Desde el inicio de su pontificado, una nota distintiva del papa Francisco ha sido el compromiso de impulsar e ir por delante en la promoción del principio de igualdad. En primera persona, sin plantearse grandes disquisiciones teóricas o doctrinales sobre la materia, el papa Francisco encarna los desvelos del pastor hacia todas las formas de pobreza, material o espiritual, que aquejan a un mundo que, si bien ha alcanzado importantes cotas de progreso económico y desarrollo tecnológico, está muy lejos de satisfacer las aspiraciones de igualdad que subyacen en toda persona. Quizás la nota distintiva de las nuevas iniciativas en materia de igualdad sean precisamente las que venimos enumerando: mayor conciencia de la responsabilidad personal frente a las grandes inequidades en las que permanecemos inmersos; y la comprensión de que mayores niveles de igualdad no serán nunca logros de un Estado repartidor de riquezas, sino del compromiso personal con la construcción de una sociedad más fraternal, en la que todos sientan la responsabilidad por el prójimo; y que esto se vea como condición necesaria para mantener la cohesión social, base de una economía próspera y estable:
Cada día se nos ofrece una nueva oportunidad, una etapa nueva. No tenemos que esperar todo de los que nos gobiernan, sería infantil. Gozamos de un espacio de corresponsabilidad capaz de iniciar y generar nuevos procesos y transformaciones. Seamos parte activa en la rehabilitación y el auxilio de las sociedades heridas. Hoy estamos ante la gran oportunidad de manifestar nuestra esencia fraterna, de ser otros buenos samaritanos que carguen sobre sí el dolor de los fracasos, en vez de acentuar odios y resentimientos. Como el viajero ocasional de nuestra historia, sólo falta el deseo gratuito, puro y simple de querer ser pueblo, de ser constantes e incansables en la labor de incluir, de integrar, de levantar al caído; aunque muchas veces nos veamos inmersos y condenados a repetir la lógica de los violentos, de los que sólo se ambicionan a sí mismos, difusores de la confusión y la mentira. Que otros sigan pensando en la política o en la economía para sus juegos de poder. Alimentemos lo bueno y pongámonos al servicio del bien9.
Notas:
- FUKUYAMA, F. (s/f): La marcha de la igualdad. Traducción de Adolfo Rivero. Disponible en línea: https://www.mercaba.org/FICHAS/neoliberalismo/la_marcha_de_la_igualdad.htm
- RATZINGER, J. (2005): Dios y el Mundo. España: Círculo de Lectores S.A.

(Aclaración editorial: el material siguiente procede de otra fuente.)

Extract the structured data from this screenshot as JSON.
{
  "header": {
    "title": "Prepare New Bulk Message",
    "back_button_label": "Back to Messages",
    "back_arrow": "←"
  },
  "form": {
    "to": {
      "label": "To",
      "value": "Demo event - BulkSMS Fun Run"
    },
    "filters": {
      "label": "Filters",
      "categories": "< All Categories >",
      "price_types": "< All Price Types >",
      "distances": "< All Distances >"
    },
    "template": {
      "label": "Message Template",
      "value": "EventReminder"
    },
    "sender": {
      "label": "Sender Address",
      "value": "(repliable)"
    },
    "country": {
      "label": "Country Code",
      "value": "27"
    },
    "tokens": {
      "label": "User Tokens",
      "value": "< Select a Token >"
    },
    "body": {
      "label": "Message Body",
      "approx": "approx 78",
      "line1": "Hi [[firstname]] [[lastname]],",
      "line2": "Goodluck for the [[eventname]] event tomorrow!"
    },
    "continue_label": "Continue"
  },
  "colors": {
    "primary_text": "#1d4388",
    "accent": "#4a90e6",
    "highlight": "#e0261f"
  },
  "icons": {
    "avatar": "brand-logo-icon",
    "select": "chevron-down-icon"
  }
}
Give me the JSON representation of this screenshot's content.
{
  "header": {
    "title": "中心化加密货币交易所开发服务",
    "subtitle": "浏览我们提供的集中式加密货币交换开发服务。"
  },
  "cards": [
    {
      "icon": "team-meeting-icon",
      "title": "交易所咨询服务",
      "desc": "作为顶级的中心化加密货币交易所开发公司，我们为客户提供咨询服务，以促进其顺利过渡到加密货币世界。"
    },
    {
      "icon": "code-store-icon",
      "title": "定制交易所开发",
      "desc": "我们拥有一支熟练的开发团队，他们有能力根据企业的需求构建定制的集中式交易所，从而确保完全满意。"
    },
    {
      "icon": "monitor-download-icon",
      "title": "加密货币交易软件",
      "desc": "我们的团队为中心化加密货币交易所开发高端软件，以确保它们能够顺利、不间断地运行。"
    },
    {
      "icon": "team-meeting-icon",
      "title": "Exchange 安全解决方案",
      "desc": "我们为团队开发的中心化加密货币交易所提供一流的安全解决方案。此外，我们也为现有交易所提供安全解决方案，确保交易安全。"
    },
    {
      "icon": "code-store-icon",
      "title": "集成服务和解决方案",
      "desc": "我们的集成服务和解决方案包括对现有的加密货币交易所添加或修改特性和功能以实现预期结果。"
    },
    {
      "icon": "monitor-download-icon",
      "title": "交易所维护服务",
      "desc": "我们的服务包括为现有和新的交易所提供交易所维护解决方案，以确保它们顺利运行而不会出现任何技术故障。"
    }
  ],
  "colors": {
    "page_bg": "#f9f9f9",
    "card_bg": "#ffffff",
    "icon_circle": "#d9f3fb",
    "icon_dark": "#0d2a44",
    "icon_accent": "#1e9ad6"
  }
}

- LEÓN XIII (15 de mayo de 1981): Carta encíclica Rerum novarum, sobre la situación de los obreros. Numeral 18.
- BENEDICTO XVI, Carta Encíclica Caritas in veritatis, sobre el desarrollo humano integral en la caridad y en la verdad (29 de junio de 2009). Numeral 32.
- RATZINGER, J. (2007). Jesús de Nazareth. Libreria Editrice Vaticana, Roma, p. 82.
- BENEDICTO XVI, Carta Encíclica Caritas in veritatis (óp. cit). Numeral 19.
- Ibíd., n. 38.
- Ibíd., n. 38.
- FRANCISCO, Carta Encíclica Fratelli Tutti, sobre la fraternidad y la amistad social (3 de octubre de 2020). Numeral 77.